Calculate the Yield-to-Maturity of a Zero Coupon Bond

What is the yield-to-maturity of a zero coupon bond that is trading at $974.00, matures in exactly 5 months, and has a face value of $1,000?

The yield-to-maturity of the zero coupon bond is approximately 3.12%. This is calculated by dividing the discount by the face value and adjusting for the time to maturity.

Calculating Yield-to-Maturity of a Zero Coupon Bond

A zero coupon bond is a type of bond that does not pay periodic interest. Instead, it is issued at a discount to its face value and redeemed at face value upon maturity. The yield-to-maturity of a zero coupon bond represents the annualized rate of return an investor can expect if the bond is held until maturity.

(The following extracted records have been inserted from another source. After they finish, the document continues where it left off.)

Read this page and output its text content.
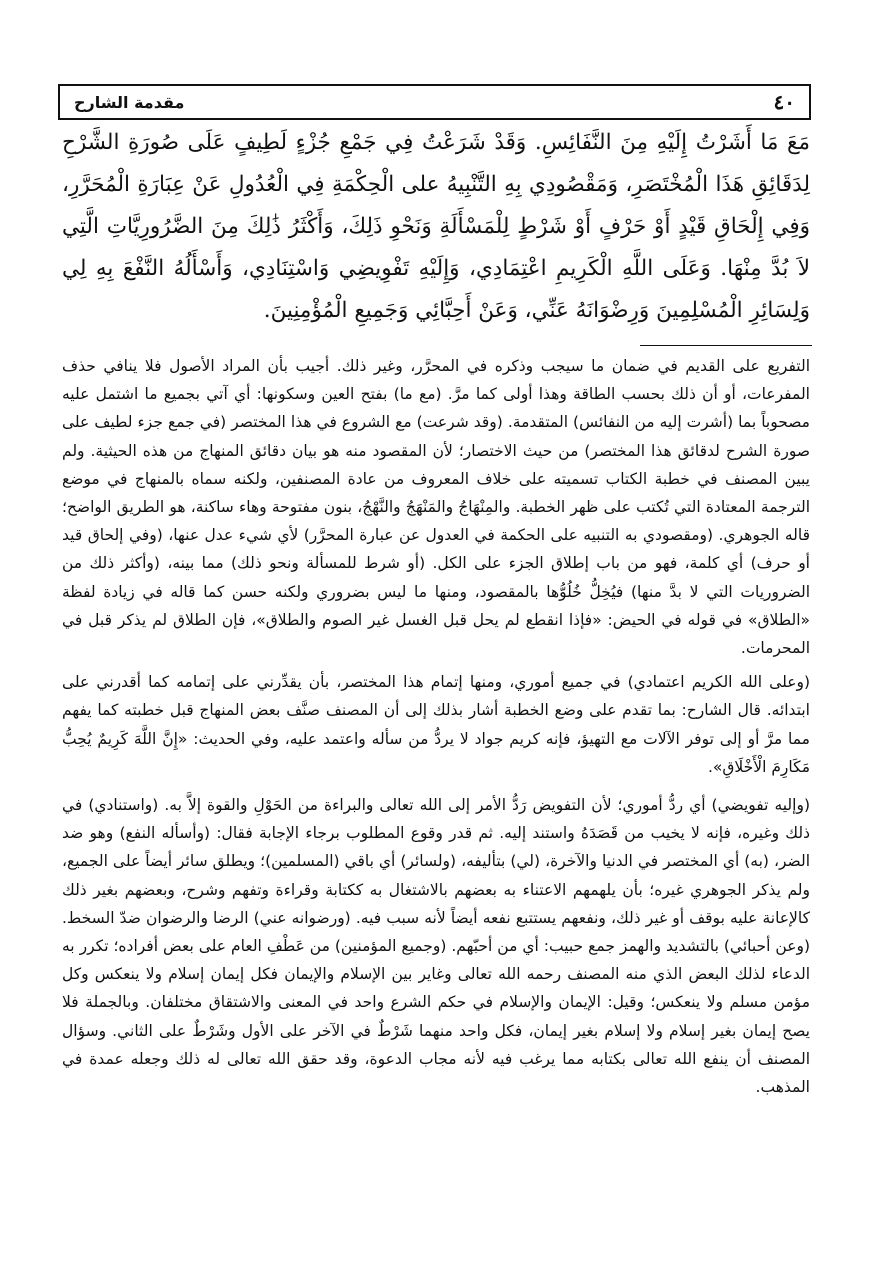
٤٠
مقدمة الشارح
مَعَ مَا أَشَرْتُ إِلَيْهِ مِنَ النَّفَائِسِ. وَقَدْ شَرَعْتُ فِي جَمْعِ جُزْءٍ لَطِيفٍ عَلَى صُورَةِ الشَّرْحِ لِدَقَائِقِ هَذَا الْمُخْتَصَرِ، وَمَقْصُودِي بِهِ التَّنْبِيهُ على الْحِكْمَةِ فِي الْعُدُولِ عَنْ عِبَارَةِ الْمُحَرَّرِ، وَفِي إِلْحَاقِ قَيْدٍ أَوْ حَرْفٍ أَوْ شَرْطٍ لِلْمَسْأَلَةِ وَنَحْوِ ذَلِكَ، وَأَكْثَرُ ذَٰلِكَ مِنَ الضَّرُورِيَّاتِ الَّتِي لاَ بُدَّ مِنْهَا. وَعَلَى اللَّهِ الْكَرِيمِ اعْتِمَادِي، وَإِلَيْهِ تَفْوِيضِي وَاسْتِنَادِي، وَأَسْأَلُهُ النَّفْعَ بِهِ لِي وَلِسَائِرِ الْمُسْلِمِينَ وَرِضْوَانَهُ عَنِّي، وَعَنْ أَحِبَّائِي وَجَمِيعِ الْمُؤْمِنِينَ.

التفريع على القديم في ضمان ما سيجب وذكره في المحرَّر، وغير ذلك. أجيب بأن المراد الأصول فلا ينافي حذف المفرعات، أو أن ذلك بحسب الطاقة وهذا أولى كما مرَّ. (مع ما) بفتح العين وسكونها: أي آتي بجميع ما اشتمل عليه مصحوباً بما (أشرت إليه من النفائس) المتقدمة. (وقد شرعت) مع الشروع في هذا المختصر (في جمع جزء لطيف على صورة الشرح لدقائق هذا المختصر) من حيث الاختصار؛ لأن المقصود منه هو بيان دقائق المنهاج من هذه الحيثية. ولم يبين المصنف في خطبة الكتاب تسميته على خلاف المعروف من عادة المصنفين، ولكنه سماه بالمنهاج في موضع الترجمة المعتادة التي تُكتب على ظهر الخطبة. والمِنْهَاجُ والمَنْهَجُ والنَّهْجُ، بنون مفتوحة وهاء ساكنة، هو الطريق الواضح؛ قاله الجوهري. (ومقصودي به التنبيه على الحكمة في العدول عن عبارة المحرَّر) لأي شيء عدل عنها، (وفي إلحاق قيد أو حرف) أي كلمة، فهو من باب إطلاق الجزء على الكل. (أو شرط للمسألة ونحو ذلك) مما بينه، (وأكثر ذلك من الضروريات التي لا بدَّ منها) فيُخِلُّ خُلُوُّها بالمقصود، ومنها ما ليس بضروري ولكنه حسن كما قاله في زيادة لفظة «الطلاق» في قوله في الحيض: «فإذا انقطع لم يحل قبل الغسل غير الصوم والطلاق»، فإن الطلاق لم يذكر قبل في المحرمات.

(وعلى الله الكريم اعتمادي) في جميع أموري، ومنها إتمام هذا المختصر، بأن يقدِّرني على إتمامه كما أقدرني على ابتدائه. قال الشارح: بما تقدم على وضع الخطبة أشار بذلك إلى أن المصنف صنَّف بعض المنهاج قبل خطبته كما يفهم مما مرَّ أو إلى توفر الآلات مع التهيؤ، فإنه كريم جواد لا يردُّ من سأله واعتمد عليه، وفي الحديث: «إِنَّ اللَّهَ كَرِيمٌ يُحِبُّ مَكَارِمَ الْأَخْلَاقِ».

(وإليه تفويضي) أي ردُّ أموري؛ لأن التفويض رَدُّ الأمر إلى الله تعالى والبراءة من الحَوْلِ والقوة إلاَّ به. (واستنادي) في ذلك وغيره، فإنه لا يخيب من قَصَدَهُ واستند إليه. ثم قدر وقوع المطلوب برجاء الإجابة فقال: (وأسأله النفع) وهو ضد الضر، (به) أي المختصر في الدنيا والآخرة، (لي) بتأليفه، (ولسائر) أي باقي (المسلمين)؛ ويطلق سائر أيضاً على الجميع، ولم يذكر الجوهري غيره؛ بأن يلهمهم الاعتناء به بعضهم بالاشتغال به ككتابة وقراءة وتفهم وشرح، وبعضهم بغير ذلك كالإعانة عليه بوقف أو غير ذلك، ونفعهم يستتبع نفعه أيضاً لأنه سبب فيه. (ورضوانه عني) الرضا والرضوان ضدّ السخط. (وعن أحبائي) بالتشديد والهمز جمع حبيب: أي من أحبّهم. (وجميع المؤمنين) من عَطْفِ العام على بعض أفراده؛ تكرر به الدعاء لذلك البعض الذي منه المصنف رحمه الله تعالى وغاير بين الإسلام والإيمان فكل إيمان إسلام ولا ينعكس وكل مؤمن مسلم ولا ينعكس؛ وقيل: الإيمان والإسلام في حكم الشرع واحد في المعنى والاشتقاق مختلفان. وبالجملة فلا يصح إيمان بغير إسلام ولا إسلام بغير إيمان، فكل واحد منهما شَرْطٌ في الآخر على الأول وشَرْطٌ على الثاني. وسؤال المصنف أن ينفع الله تعالى بكتابه مما يرغب فيه لأنه مجاب الدعوة، وقد حقق الله تعالى له ذلك وجعله عمدة في المذهب.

Steps to Calculate Yield-to-Maturity:

1. Determine the discount or premium:

Calculate the difference between the bond's current price and its face value.

Discount/Premium = Face Value - Current Price

Discount/Premium = $1,000 - $974.00

Discount/Premium = $26.00 (discount)

2. Calculate the annualized yield:

Divide the discount or premium by the face value and adjust for the time to maturity.

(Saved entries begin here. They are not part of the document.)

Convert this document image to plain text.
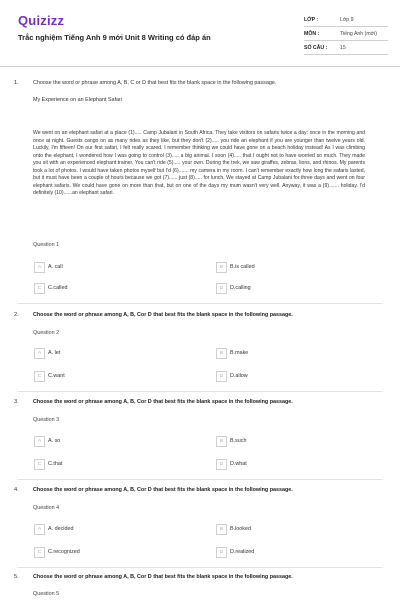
Quizizz
Trắc nghiệm Tiếng Anh 9 mới Unit 8 Writing có đáp án
LỚP :	Lớp 9
MÔN :	Tiếng Anh (mới)
SỐ CÂU : 15
1.	Choose the word or phrase among A, B, C or D that best fits the blank space in the following passage.
My Experience on an Elephant Safari

We went on an elephant safari at a place (1)..... Camp Jubalani in South Africa. They take visitors on safaris twice a day: once in the morning and once at night. Guests cango on as many rides as they like, but they don't (2)..... you ride an elephant if you are younger than twelve years old. Luckily, I'm fifteen! On our first safari, I felt really scared. I remember thinking we could have gone on a beach holiday instead! As I was climbing onto the elephant, I wondered how I was going to control (3)..... a big animal. I soon (4)..... that I ought not to have worried so much. They made you sit with an experienced elephant trainer. You can't ride (5)..... your own. During the trek, we saw giraffes, zebras, lions, and rhinos. My parents took a lot of photos. I would have taken photos myself but I'd (6)....... my camera in my room. I can't remember exactly how long the safaris lasted, but it must have been a couple of hours because we got (7)...... just (8)..... for lunch. We stayed at Camp Jubalani for three days and went on four elephant safaris. We could have gone on more than that, but on one of the days my mum wasn't very well. Anyway, it was a (9)....... holiday. I'd definitely (10)......an elephant safari.

Question 1
A	A. call	B	B.is called
C	C.called	D	D.calling
2.	Choose the word or phrase among A, B, Cor D that best fits the blank space in the following passage.
Question 2
A	A. let	B	B.make
C	C.want	D	D.allow
3.	Choose the word or phrase among A, B, Cor D that best fits the blank space in the following passage.
Question 3
A	A. so	B	B.such
C	C.that	D	D.what
4.	Choose the word or phrase among A, B, Cor D that best fits the blank space in the following passage.
Question 4
A	A. decided	B	B.looked
C	C.recognized	D	D.realized
5.	Choose the word or phrase among A, B, Cor D that best fits the blank space in the following passage.
Question 5
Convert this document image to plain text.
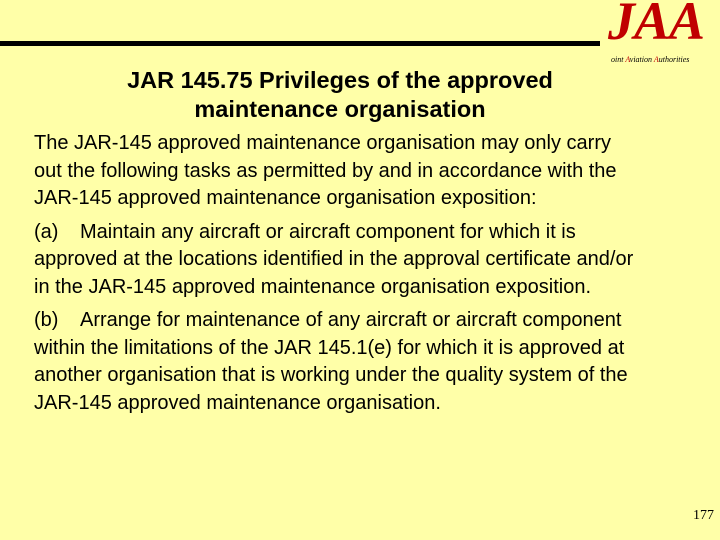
JAA
oint Aviation Authorities
JAR 145.75 Privileges of the approved maintenance organisation

The JAR-145 approved maintenance organisation may only carry out the following tasks as permitted by and in accordance with the JAR-145 approved maintenance organisation exposition:

(a) Maintain any aircraft or aircraft component for which it is approved at the locations identified in the approval certificate and/or in the JAR-145 approved maintenance organisation exposition.

(b) Arrange for maintenance of any aircraft or aircraft component within the limitations of the JAR 145.1(e) for which it is approved at another organisation that is working under the quality system of the JAR-145 approved maintenance organisation.

177
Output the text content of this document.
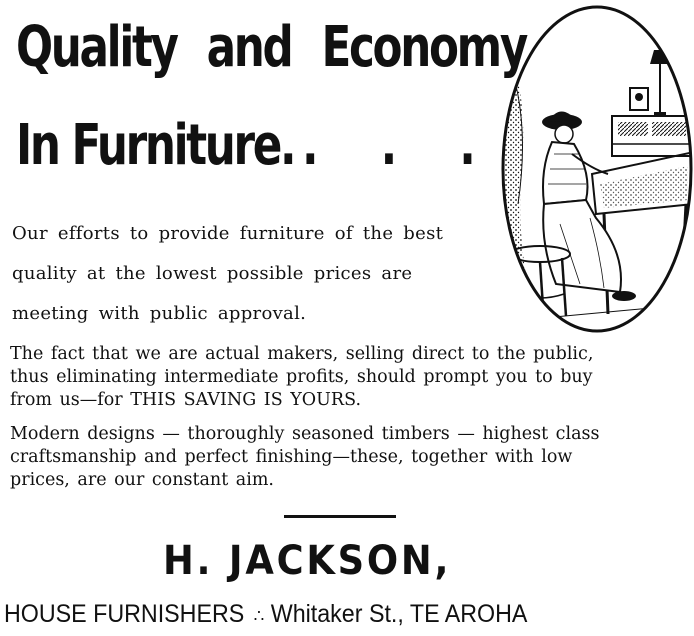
Quality and Economy
In Furniture. . . .
Our efforts to provide furniture of the best
quality at the lowest possible prices are
meeting with public approval.
The fact that we are actual makers, selling direct to the public,
thus eliminating intermediate profits, should prompt you to buy
from us—for THIS SAVING IS YOURS.
Modern designs — thoroughly seasoned timbers — highest class
craftsmanship and perfect finishing—these, together with low
prices, are our constant aim.
H. JACKSON,
HOUSE FURNISHERS ∴ Whitaker St., TE AROHA
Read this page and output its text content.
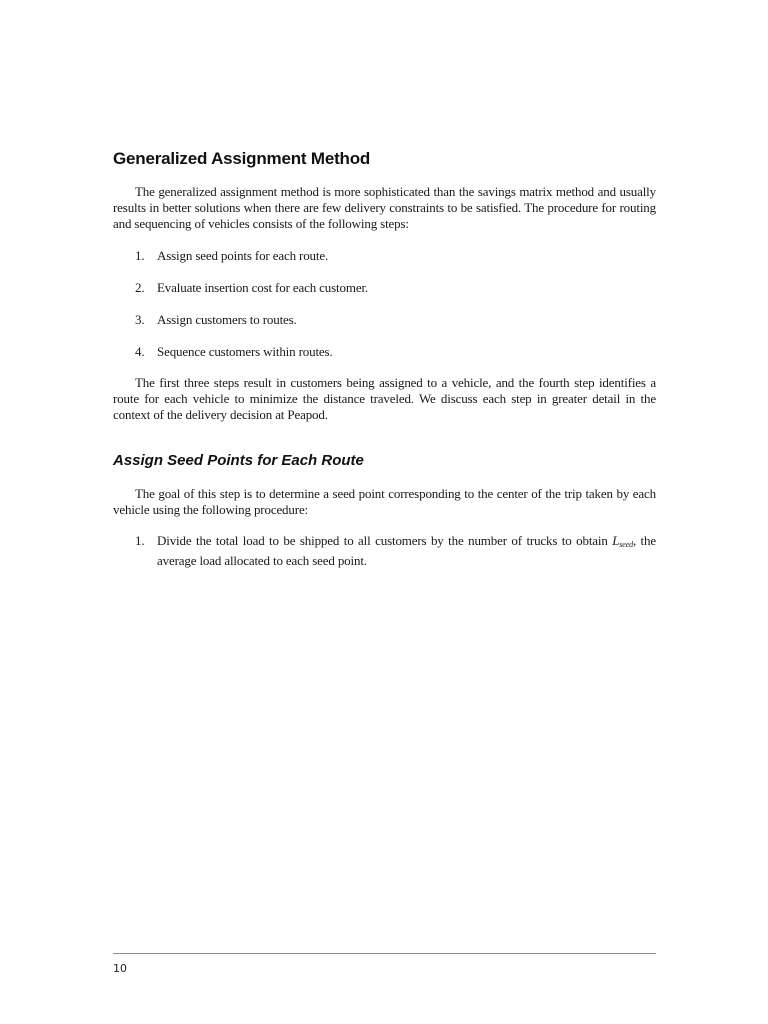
Generalized Assignment Method

The generalized assignment method is more sophisticated than the savings matrix method and usually results in better solutions when there are few delivery constraints to be satisfied. The procedure for routing and sequencing of vehicles consists of the following steps:

1. Assign seed points for each route.
2. Evaluate insertion cost for each customer.
3. Assign customers to routes.
4. Sequence customers within routes.

The first three steps result in customers being assigned to a vehicle, and the fourth step identifies a route for each vehicle to minimize the distance traveled. We discuss each step in greater detail in the context of the delivery decision at Peapod.

Assign Seed Points for Each Route

The goal of this step is to determine a seed point corresponding to the center of the trip taken by each vehicle using the following procedure:

1. Divide the total load to be shipped to all customers by the number of trucks to obtain $L_{seed}$, the average load allocated to each seed point.
10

Annualized Yield = (Discount/Premium / Face Value) * (12 / Time to Maturity in months)

Annualized Yield = ($26.00 / $1,000) * (12 / 5)

Annualized Yield = 0.0312 or 3.12%

3. Round the annualized yield to the nearest second digit after the decimal point.

Yield-to-Maturity (YTM) = 3.12% (rounded to the nearest second decimal place)

Therefore, the yield-to-maturity of the zero coupon bond is 3.12%.